Pictures of people wearing masks and pictures of people without masks in real scenes are collected, and the YOLOv5s + CIoU and YOLOv5s + CIoU + CBAM network models are used to evaluate the collected pictures. The detection results in the real environment are shown in Figure 7. As can be seen from the figure, the two face targets on the left are occluded. The above picture does not use the CBAM attention mechanism, resulting in missed detection, while the following picture can be applied to face detection under occlusion. From the above experimental results, YOLOv5s has occlusion and missed detection in the real environment. In contrast, the model proposed in this paper performs relatively well, especially for small target detection, which can achieve relatively accurate detection, but there is still missing detection in the shadow area. With the addition of the CBAM, the performance of the network model can be enhanced, corresponding with the expected experimental results.

(a)

(b)
5. Conclusion
Aiming at the occlusion and density problems of mask-wearing detection, this paper proposes a mask-wearing detection model based on an attention mechanism and loss function and carries out experimental tests based on different attention mechanisms and loss functions.
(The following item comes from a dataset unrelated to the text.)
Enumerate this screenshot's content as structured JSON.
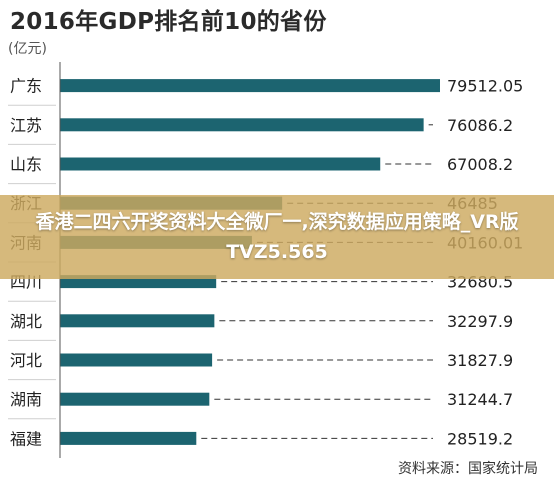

Taking YOLOv5s as the basic framework, the experimental results show that the CBAM is significantly better than the other two attention mechanisms. Experimental tests on different loss functions show that the CIoU loss function is slightly better than the other three loss functions. The experimental results tested in the real environment show that the proposed model is robust to small targets and occlusion. Future work will further study the new network model to improve the accuracy of mask detection.
Data Availability
The data used to support the findings of this study are included within the article.
Conflicts of Interest
The authors declare that there are no conflicts of interest regarding the publication of this paper.
Acknowledgments
This research was funded by the National Natural Science Foundation of China (No. 61976198), Natural Science Research Key Project for Colleges and University of Anhui Province (No. KJ2019A0726), High-Level Scientific Research Foundation for the Introduction of Talent of Hefei Normal University (No. 2020RCJJ44), the University-Industry Collaborative Education Program (No. 202102373013), and the Scientific Research Project by Enterprises of Hefei Normal University (HXXM2022007).